Tim Canova, a law professor raised in Merrick, has gained national notice by challenging Rep. Debbie Wasserman-Schultz, who grew up in Lido Beach and Melville, for the Democratic nomination in Florida’s 23rd Congressional District.
The high-profile incumbent has been chairwoman of the Democratic National Committee since 2011. Last week, when Wasserman-Schultz returned to Nassau County to address the Long Beach Democratic Committee, demonstrators showed up with protest signs and shouts of criticism.
Attendees objected to, among other things, her support for fast-tracking the Trans-Pacific Partnership trade deal and resistance to predatory-lending strictures pushed by Sen. Elizabeth Warren (D-Mass.). Some rally-goers raised Canova’s name, taking his side in a dispute over access to party voter data.
If differences between the guests and rally-goers at the Bridgeview Yacht Club in Island Park reflected those in the Aug. 30 Florida primary, they also mirrored a heated national debate between supporters of Vermont Sen. Bernie Sanders and backers of former Secretary of State Hillary Clinton.
Canova told Newsday on Friday that he sees the economy and a paucity of good jobs for ordinary working people as “the paramount issue in why people are fed up with incumbents.” While he applauds Wasserman-Schultz, 49, on women’s issues and gay rights, he said, he objects to her fundraising practices and calls for a push against corporate influence. His campaign website calls her a “quintessential corporate machine politician.”
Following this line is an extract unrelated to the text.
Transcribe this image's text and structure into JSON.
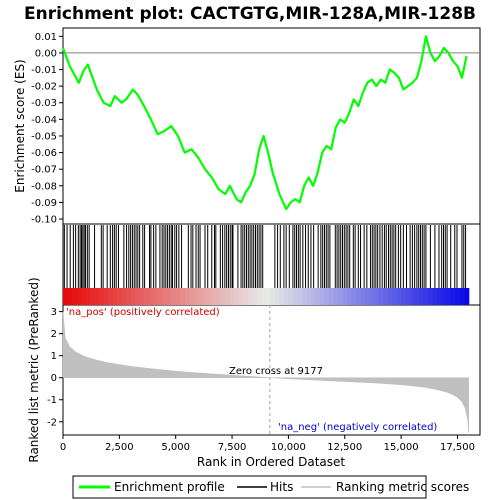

Canova, 55, was born in Freeport and raised in Merrick. He graduated from John F. Kennedy High School in Bellmore where, he’s quick to note, he was on a varsity track squad that won a state cross-country championship. After leaving for college and law school, he was a practicing attorney and activist for progressive causes, and at one time worked in Washington for Sen. Paul Tsongas.
“I do think one of the clear, primary issues is to clean up politics and campaign finance,” Canova said. The slogan on his website goes: “It’s not progressive if it’s not progress for all.”